Für das neue Image soll Georg Leipold, Exküchenchef der „Drei Husaren“, als Betriebsleiter sorgen. Wie auch Pasteten von „Jahrhundertkoch“ Eckart Witzigmann, der davon überzeugt werden konnte, dass „Hink mit der Qualität produziert, welche Voraussetzung ist, dass ich für eine gemeinsame Edition zur Verfügung stehe“, wie er sagt. Die „500-Gramm-Klescher“ (Spak), in denen Hink seine Pasteten einst auslieferte, finden die Spaks nicht mehr zeitgemäß, man füllt künftig in kleinere Gläser ab.

Die „next generation“ bei Hink ist nicht die einzige, die einen (wenn auch sanften) Bruch mit der Tradition wagt. Viele Wiener Betriebe tragen heute altbekannte Namen und haben sich ein neues Angebot und neues Image verpasst.

Manchmal auch gleich einen radikalen Bruch, wie Erwin Gegenbauer. An den Familienbetrieb, 1929 gegründet, erinnert heute fast nur noch der Name. 1992 hatte Gegenbauer genug vom Großhandel mit Gemüsekonserven und der Abhängigkeit von Supermarktketten. Er löste die Fabriken auf und widmete sich ganz seiner Passion: Ungewöhnliche, hochqualitative Essigsorten herzustellen. Statt wie früher 650 Mitarbeiter, hat Gegenbauer heute acht in seiner „Wiener Essigbrauerei“ in Favoriten. Die Umsätze seien vergleichsweise „lächerlich klein“, wenn auch steigend. Zwei Drittel des Umsatzes lukriert er aus Exporten. Vom Credo „Nie mehr Supermarkt“ will er sich wieder wegbewegen. Er will „zwei, drei Essigsorten“ entwickeln, die er zu günstigeren Preisen als sein derzeitiges Sortiment in den Lebensmittelhandel bringen will.

Die Tradition neu interpretiert hat auch Hans Staud, der gerade seinen 60er feierte. „Auf der WU haben mir die Professoren geraten: Veredeln, nicht nur handeln“, erzählt er. Was er auch tat. Den Obsthandel seiner Vorfahren gab er auf und rüstete auf Konfitüren um. Mit Erfolg. Das Werk in Ottakring baut Staud ob der Nachfrage – auch in Übersee – aus. 2007 erzielte er 6,4Mio. Euro Umsatz, so viel wie nie. Zukunftssorgen hat Staud trotzdem. Übernahmengebote gebe es, aber „ich habe doch nicht etwas aufgebaut, um es einem Konzern zu überlassen“. Er will „Staud's“ an einen Mitarbeiter weitergeben.

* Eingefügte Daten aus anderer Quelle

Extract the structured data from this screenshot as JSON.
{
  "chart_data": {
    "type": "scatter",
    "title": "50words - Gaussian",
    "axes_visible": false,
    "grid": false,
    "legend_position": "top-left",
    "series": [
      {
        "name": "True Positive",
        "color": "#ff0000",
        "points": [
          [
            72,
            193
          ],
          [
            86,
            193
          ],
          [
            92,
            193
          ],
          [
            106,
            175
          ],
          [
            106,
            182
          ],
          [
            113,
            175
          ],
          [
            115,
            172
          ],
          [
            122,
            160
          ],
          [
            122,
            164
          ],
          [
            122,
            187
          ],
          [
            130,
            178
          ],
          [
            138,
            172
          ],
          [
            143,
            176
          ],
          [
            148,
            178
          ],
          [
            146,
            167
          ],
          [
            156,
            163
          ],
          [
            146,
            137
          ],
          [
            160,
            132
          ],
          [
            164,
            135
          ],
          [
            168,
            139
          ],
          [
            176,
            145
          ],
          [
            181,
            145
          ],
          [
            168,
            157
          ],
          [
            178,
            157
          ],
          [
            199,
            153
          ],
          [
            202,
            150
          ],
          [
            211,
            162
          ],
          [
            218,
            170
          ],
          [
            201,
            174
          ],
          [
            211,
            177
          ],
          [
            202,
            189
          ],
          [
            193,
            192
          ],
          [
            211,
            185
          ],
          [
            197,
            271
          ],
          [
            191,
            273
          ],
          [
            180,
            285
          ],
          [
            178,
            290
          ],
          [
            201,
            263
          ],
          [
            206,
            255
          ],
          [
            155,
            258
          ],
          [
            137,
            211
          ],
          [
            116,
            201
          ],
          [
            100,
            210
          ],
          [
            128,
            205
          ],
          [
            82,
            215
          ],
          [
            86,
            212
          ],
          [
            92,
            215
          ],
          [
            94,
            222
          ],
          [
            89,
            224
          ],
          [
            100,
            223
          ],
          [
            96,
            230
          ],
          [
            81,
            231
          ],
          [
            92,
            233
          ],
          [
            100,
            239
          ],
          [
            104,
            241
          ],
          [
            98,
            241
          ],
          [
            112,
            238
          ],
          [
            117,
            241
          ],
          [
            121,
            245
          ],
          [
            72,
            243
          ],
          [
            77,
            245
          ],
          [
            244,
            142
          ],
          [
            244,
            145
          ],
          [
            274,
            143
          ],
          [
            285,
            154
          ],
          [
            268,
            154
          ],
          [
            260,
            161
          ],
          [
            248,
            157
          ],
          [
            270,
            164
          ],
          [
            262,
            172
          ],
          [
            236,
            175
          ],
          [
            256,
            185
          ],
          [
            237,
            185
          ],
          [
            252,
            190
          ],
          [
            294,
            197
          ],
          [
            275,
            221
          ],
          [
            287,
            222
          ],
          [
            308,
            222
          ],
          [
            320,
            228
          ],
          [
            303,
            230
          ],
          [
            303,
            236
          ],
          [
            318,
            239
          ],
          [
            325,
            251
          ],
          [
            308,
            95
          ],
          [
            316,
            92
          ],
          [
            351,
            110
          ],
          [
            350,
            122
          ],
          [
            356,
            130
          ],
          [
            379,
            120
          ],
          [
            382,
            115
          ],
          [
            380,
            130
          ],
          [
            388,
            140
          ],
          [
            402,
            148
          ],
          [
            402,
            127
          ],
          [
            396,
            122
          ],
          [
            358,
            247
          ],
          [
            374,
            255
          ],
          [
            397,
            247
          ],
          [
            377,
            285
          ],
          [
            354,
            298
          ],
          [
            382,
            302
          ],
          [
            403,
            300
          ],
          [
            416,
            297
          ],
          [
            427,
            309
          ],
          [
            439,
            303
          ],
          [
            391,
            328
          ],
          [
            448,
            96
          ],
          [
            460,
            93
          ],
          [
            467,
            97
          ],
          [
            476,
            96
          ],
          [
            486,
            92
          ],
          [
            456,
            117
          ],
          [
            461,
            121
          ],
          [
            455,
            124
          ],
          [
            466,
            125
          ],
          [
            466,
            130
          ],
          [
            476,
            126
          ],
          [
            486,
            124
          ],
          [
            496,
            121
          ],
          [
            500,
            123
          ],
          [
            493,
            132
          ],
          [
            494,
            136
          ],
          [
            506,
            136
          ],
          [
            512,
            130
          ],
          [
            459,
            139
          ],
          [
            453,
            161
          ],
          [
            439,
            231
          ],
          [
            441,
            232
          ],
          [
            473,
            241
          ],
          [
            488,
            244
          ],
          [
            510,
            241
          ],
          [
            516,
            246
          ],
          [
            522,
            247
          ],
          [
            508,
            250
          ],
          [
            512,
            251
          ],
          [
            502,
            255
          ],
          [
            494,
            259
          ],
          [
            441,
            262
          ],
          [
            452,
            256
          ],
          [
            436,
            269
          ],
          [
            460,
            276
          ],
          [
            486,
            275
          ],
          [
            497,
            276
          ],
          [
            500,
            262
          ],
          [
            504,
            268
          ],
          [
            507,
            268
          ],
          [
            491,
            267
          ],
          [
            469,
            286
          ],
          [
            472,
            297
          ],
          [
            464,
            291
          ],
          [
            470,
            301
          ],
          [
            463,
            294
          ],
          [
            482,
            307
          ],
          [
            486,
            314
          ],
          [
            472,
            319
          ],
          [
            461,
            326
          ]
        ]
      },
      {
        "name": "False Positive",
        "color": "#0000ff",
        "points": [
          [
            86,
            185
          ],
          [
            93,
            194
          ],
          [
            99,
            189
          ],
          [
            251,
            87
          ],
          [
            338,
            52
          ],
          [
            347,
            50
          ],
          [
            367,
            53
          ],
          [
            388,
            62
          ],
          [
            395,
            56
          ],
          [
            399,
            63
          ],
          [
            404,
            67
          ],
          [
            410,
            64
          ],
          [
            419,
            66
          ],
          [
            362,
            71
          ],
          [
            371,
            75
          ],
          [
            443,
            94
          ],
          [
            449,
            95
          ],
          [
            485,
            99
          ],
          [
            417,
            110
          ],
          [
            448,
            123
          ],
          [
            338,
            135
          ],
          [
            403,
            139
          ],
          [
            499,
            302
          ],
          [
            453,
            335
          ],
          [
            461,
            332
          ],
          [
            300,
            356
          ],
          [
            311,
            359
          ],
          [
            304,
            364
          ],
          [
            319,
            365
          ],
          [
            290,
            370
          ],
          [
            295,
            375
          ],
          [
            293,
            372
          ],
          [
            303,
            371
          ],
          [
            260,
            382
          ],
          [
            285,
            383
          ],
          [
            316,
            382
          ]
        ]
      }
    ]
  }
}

Solche Probleme kennt „Thum Schinken“ in Margareten, seit 1860 vor allem für seinen Beinschinken bekannt, nicht. Die Brüder Roman und Rudolf Thum haben den Betrieb übernommen. Auch sie setzen auf Veränderung, um bestehen zu können: Seit 2000 setzt Thum auf Biofleisch, „lange vor dem großen Bio-Boom“, sagt Roman Thum. Neu ist auch das Fleisch von Mangaliza-Schweinen aus Freilandhaltung. Aber natürlich, sagt Thum, „der Beinschinken ist immer noch wichtig. Alles Neue, was wir produzieren, ist am Schinken angelehnt.“

Das klassische Sortiment gibt es auch bei der „Confiserie Heindl“ noch. Vor einigen Jahren hat Heindl einen neuen Markt entdeckt: Die Touristen, die seither mit Sisi-Talern und Co. bedient werden und für ein Drittel des Umsatzes sorgen. „Das gab es unter unserem Vater nicht“, sagt Walter Heindl, der die Confiserie mit seinem Bruder Andreas führt. 2005 hat Heindl einen weiteren Familienbetrieb, Pischinger, aufgekauft. Ein Schicksal, das Heindl selbst nicht droht: Heindls Töchter werden den Betrieb eines Tages übernehmen. Womit eine neue Ära einzieht: die der Frauen.

WIENER TRADITIONSBETRIEBE

„Hink Wien – Pasteten-Creationen“, bekommt nach 75Jahren durch die neuen Geschäftsführer Hans-Peter und Peter Spak, ein moderneres Image. Heute, Donnerstag, wird „Hink neu“ offiziell präsentiert. Die Manufaktur im 21.Bezirk wurde komplett renoviert. www.hink-pasteten.at

Die Firma Gegenbauer in Favoriten, 1929 gegründet, hat vor Jahren mit der Tradition (Gemüsekonservenhandel) gebrochen. Erwin Gegenbauer führt das Unternehmen heute als „Wiener Essigbrauerei“. www.gegenbauer.at

Die Familie Staud begann in den 1880ern mit dem Obst- und Gemüsehandel. Hans Staud stieg 1971 erfolgreich auf die Herstellung von Marmeladen und Konserven um. www.staud.at

("Die Presse", Print-Ausgabe, 09.10.2008)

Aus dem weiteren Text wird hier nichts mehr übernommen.